Otro de los reclamos estuvo relacionado con los tres puentes que unen Formosa con Chaco sobre el río Bermejo: Lavalle, Libertad y Mansilla. El ministro advirtió que, luego de varias crecientes, resulta indispensable que Vialidad Nacional evalúe su estado estructural.
«Los tres puentes necesitan ser evaluados y analizados. Hay que verificar cómo están los pilares, las cabeceras y si tuvieron alguna afectación estructural», sostuvo, al señalar que una eventual interrupción de cualquiera de esos pasos tendría graves consecuencias para la conectividad provincial.
La provincia también insistió en la necesidad de mantener en condiciones las alcantarillas de la ruta nacional Nº 11, fundamentales para permitir el escurrimiento de las aguas durante períodos de intensas lluvias.
«El mantenimiento de las alcantarillas de la ruta 11 es fundamental y hoy no están teniendo mantenimiento», afirmó González, quien recordó que durante las inundaciones de 2015 y 2016 el agua llegó a cubrir parte de la calzada en el tramo hacia Clorinda, mientras que en 1983 la ruta quedó completamente interrumpida hacia el sur.
Impacto
El ministro destacó además el impacto que generó la exposición de Formosa durante la reunión. «Nuestra presentación fue impactante, no por jactancia, sino porque las imágenes son elocuentes», aseguró. Entre ellas, se mostraron fotografías del río Pilcomayo antes y después de una inundación, donde una vivienda terminó prácticamente sepultada por los sedimentos. «Todos quedaron impactados con esa imagen. No tienen idea de lo que significa lidiar con un río de las características del Pilcomayo», relató.

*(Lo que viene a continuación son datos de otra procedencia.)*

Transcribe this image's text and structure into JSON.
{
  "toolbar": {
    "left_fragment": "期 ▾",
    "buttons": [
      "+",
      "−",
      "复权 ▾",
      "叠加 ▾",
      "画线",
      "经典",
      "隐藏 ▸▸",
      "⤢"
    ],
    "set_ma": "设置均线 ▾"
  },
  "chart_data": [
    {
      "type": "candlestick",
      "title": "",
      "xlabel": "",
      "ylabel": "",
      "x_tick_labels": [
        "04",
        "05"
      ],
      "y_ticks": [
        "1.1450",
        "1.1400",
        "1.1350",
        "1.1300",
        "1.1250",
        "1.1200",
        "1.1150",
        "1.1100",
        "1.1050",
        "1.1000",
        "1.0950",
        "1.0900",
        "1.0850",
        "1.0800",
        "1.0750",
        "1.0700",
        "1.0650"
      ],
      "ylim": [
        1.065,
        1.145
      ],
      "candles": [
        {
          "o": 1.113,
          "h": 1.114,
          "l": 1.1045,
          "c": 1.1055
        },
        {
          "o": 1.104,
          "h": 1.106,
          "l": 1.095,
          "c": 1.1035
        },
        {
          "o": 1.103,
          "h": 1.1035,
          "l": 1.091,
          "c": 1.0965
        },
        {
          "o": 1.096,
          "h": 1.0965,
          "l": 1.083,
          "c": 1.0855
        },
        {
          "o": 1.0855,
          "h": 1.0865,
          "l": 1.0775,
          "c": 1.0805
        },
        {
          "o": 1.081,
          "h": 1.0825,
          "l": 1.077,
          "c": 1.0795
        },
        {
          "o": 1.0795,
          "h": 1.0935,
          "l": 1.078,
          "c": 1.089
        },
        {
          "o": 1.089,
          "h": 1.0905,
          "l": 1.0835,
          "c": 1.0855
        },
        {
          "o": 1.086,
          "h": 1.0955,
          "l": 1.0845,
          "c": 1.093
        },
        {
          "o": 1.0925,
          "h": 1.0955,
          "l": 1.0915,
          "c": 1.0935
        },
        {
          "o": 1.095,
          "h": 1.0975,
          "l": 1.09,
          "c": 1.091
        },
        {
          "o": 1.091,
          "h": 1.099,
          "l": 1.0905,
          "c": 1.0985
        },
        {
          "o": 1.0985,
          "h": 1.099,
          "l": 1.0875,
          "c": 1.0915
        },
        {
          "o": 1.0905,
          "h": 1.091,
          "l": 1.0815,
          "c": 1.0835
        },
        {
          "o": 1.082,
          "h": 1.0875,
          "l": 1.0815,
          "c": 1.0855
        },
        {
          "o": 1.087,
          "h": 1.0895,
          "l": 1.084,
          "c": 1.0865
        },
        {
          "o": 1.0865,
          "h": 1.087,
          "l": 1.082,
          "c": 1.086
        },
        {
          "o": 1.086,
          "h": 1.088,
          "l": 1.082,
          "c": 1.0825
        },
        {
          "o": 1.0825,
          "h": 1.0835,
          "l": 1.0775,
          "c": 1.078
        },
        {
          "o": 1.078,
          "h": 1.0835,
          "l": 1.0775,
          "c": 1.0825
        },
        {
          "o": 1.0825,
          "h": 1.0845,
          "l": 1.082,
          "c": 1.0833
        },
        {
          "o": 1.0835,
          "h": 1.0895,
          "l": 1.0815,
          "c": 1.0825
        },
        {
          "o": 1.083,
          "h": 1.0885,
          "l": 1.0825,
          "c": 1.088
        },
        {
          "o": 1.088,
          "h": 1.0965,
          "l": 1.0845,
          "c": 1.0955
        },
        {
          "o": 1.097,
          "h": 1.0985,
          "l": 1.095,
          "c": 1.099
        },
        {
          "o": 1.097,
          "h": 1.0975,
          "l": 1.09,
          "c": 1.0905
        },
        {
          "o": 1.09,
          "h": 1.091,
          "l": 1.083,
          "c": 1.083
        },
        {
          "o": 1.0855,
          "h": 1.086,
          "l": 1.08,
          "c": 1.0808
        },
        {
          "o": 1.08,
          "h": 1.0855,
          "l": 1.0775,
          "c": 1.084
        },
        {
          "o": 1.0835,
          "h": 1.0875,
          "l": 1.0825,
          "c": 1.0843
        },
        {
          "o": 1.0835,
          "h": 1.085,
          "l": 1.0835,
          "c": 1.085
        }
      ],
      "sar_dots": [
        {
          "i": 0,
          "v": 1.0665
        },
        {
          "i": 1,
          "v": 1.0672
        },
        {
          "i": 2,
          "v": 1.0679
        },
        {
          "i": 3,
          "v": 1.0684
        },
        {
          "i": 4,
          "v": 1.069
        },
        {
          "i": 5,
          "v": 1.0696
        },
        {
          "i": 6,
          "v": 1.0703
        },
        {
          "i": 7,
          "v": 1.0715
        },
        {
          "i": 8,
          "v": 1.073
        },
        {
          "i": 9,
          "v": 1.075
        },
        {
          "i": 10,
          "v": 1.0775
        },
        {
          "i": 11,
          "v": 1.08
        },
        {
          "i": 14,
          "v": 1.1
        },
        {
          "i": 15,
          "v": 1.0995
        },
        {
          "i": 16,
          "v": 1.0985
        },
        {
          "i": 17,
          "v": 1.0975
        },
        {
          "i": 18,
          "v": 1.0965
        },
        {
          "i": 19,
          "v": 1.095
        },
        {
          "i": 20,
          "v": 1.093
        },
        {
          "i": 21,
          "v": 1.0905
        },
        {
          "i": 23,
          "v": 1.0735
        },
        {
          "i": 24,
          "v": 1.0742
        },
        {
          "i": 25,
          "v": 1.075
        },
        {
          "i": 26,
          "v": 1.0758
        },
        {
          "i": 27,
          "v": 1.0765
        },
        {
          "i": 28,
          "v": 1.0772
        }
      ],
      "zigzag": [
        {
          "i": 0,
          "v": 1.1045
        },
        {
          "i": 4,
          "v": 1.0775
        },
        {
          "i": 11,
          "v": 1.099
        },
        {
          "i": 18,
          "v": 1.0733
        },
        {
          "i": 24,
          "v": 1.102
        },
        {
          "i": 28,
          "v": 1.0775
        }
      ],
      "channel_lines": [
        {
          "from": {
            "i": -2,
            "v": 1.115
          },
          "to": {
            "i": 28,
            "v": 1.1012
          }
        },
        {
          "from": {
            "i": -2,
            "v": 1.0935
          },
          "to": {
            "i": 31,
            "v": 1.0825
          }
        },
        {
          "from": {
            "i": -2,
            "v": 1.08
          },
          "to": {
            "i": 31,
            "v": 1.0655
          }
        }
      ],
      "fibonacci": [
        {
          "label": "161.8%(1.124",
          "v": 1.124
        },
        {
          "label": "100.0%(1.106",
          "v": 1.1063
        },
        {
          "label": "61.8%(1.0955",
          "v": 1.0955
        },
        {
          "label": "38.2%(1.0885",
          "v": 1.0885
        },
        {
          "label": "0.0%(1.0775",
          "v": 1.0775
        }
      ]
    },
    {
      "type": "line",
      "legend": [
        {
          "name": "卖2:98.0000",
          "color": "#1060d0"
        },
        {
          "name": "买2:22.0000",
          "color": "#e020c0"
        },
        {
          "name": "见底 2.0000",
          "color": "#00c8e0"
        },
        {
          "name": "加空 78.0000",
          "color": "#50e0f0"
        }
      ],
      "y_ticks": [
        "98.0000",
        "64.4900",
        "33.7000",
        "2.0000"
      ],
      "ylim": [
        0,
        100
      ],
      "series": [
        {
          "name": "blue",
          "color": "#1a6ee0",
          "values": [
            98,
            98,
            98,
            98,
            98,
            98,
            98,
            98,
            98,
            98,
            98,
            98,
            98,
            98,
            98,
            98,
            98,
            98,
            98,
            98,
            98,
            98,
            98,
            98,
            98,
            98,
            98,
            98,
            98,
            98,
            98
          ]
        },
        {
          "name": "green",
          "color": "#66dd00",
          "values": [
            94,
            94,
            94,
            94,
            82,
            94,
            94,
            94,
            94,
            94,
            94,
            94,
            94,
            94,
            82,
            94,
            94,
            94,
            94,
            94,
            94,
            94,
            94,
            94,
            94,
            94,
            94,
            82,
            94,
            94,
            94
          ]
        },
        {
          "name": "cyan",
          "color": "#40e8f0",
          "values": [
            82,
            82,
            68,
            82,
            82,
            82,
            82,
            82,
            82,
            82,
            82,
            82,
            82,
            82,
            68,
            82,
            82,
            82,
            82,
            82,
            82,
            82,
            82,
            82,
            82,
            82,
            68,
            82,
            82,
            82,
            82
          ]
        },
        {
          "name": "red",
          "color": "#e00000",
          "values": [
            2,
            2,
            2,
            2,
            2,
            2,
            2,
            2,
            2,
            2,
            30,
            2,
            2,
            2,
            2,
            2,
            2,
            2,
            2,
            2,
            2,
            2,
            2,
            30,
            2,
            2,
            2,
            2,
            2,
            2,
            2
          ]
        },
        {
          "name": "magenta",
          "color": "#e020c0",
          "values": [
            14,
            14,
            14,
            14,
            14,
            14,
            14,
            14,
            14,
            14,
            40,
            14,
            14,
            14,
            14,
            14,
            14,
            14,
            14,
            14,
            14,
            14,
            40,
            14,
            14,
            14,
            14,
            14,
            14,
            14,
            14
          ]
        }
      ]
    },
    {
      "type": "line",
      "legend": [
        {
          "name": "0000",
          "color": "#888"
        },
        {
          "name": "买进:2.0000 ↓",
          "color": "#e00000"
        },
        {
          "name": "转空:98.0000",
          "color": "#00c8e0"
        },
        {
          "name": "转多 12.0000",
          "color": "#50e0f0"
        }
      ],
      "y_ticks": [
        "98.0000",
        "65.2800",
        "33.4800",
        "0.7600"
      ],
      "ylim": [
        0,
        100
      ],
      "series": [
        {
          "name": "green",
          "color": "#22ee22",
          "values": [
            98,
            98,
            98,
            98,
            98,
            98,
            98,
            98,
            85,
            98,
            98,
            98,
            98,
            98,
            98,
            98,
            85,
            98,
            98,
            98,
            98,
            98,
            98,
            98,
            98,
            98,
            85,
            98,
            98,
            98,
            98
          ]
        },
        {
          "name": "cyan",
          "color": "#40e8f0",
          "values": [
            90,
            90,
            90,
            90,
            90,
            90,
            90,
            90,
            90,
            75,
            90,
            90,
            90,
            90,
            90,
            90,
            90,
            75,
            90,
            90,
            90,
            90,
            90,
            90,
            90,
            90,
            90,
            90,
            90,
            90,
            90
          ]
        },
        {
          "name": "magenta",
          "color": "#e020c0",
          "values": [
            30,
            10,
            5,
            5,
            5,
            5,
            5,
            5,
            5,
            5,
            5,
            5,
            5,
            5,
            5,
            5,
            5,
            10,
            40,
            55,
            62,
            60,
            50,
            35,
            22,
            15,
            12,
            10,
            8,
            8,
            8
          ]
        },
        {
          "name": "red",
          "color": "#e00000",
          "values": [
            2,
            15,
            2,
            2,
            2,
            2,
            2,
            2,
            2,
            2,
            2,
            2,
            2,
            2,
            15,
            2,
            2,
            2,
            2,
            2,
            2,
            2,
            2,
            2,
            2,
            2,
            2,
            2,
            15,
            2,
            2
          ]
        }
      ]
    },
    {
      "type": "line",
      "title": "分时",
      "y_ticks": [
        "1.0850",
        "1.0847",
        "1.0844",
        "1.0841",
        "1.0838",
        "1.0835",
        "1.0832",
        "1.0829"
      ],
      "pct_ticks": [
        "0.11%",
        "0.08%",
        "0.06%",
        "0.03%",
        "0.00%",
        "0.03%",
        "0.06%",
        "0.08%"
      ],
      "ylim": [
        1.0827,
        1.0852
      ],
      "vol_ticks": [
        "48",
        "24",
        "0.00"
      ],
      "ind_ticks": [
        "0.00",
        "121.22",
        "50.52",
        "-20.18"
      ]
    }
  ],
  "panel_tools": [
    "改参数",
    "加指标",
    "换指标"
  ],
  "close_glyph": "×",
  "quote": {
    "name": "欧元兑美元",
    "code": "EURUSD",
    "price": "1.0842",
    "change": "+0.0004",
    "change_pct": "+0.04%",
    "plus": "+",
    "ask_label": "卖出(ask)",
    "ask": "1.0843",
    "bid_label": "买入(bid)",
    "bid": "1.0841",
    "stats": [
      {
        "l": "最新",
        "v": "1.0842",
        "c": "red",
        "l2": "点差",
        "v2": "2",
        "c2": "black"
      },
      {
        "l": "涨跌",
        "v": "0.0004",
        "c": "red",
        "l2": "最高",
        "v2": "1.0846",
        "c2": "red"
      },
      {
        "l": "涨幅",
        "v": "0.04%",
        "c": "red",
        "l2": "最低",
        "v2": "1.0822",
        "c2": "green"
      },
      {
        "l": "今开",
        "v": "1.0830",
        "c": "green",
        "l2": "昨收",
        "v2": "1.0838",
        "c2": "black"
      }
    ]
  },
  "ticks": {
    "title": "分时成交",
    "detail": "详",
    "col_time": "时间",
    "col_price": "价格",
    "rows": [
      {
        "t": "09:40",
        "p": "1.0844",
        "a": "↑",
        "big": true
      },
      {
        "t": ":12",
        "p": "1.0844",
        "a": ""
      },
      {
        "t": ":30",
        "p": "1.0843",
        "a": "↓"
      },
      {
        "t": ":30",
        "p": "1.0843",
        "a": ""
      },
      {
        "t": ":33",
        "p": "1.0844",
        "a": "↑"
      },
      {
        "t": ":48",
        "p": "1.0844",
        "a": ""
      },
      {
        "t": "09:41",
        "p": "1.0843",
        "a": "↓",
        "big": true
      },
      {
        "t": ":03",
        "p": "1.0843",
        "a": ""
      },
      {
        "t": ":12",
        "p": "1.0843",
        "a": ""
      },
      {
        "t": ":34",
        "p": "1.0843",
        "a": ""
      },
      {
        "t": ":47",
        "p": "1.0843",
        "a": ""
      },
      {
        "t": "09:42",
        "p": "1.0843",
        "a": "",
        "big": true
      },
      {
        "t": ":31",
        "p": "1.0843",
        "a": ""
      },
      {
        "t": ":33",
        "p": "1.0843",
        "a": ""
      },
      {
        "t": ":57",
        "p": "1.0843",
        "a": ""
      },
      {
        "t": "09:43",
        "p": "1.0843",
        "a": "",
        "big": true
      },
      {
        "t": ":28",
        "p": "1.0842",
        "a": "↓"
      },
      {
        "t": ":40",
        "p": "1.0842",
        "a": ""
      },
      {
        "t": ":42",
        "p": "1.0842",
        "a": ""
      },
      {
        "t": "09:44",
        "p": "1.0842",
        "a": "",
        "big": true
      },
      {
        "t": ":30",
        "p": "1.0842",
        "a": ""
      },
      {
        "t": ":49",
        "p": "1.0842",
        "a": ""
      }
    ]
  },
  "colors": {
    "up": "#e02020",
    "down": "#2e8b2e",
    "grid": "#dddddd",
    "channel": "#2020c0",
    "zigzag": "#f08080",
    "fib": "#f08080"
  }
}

Pese a ello, reconoció que el encuentro no dejó compromisos concretos respecto de las obras reclamadas. No obstante, aseguró que la provincia continuará insistiendo ante los organismos nacionales competentes. «Las gestiones las vamos a seguir realizando. No nos vamos a quedar de brazos cruzados», afirmó.
Trabajo conjunto
Finalmente, González pidió dejar de lado las diferencias políticas frente a una eventual emergencia hídrica y sostuvo que la prioridad debe ser la protección de la población. «En este momento tenemos que tener puesta la camiseta de Formosa. Una inundación no pregunta de qué partido político sos ni qué religión profesás», expresó.
Y concluyó con un llamado a la responsabilidad de todos los sectores: «Tenemos que jugar otro partido, el que nos unifique frente a esta situación. También, es fundamental el rol de los medios para brindar información chequeada y verosímil, porque la sociedad necesita estar preparada, no tener miedo».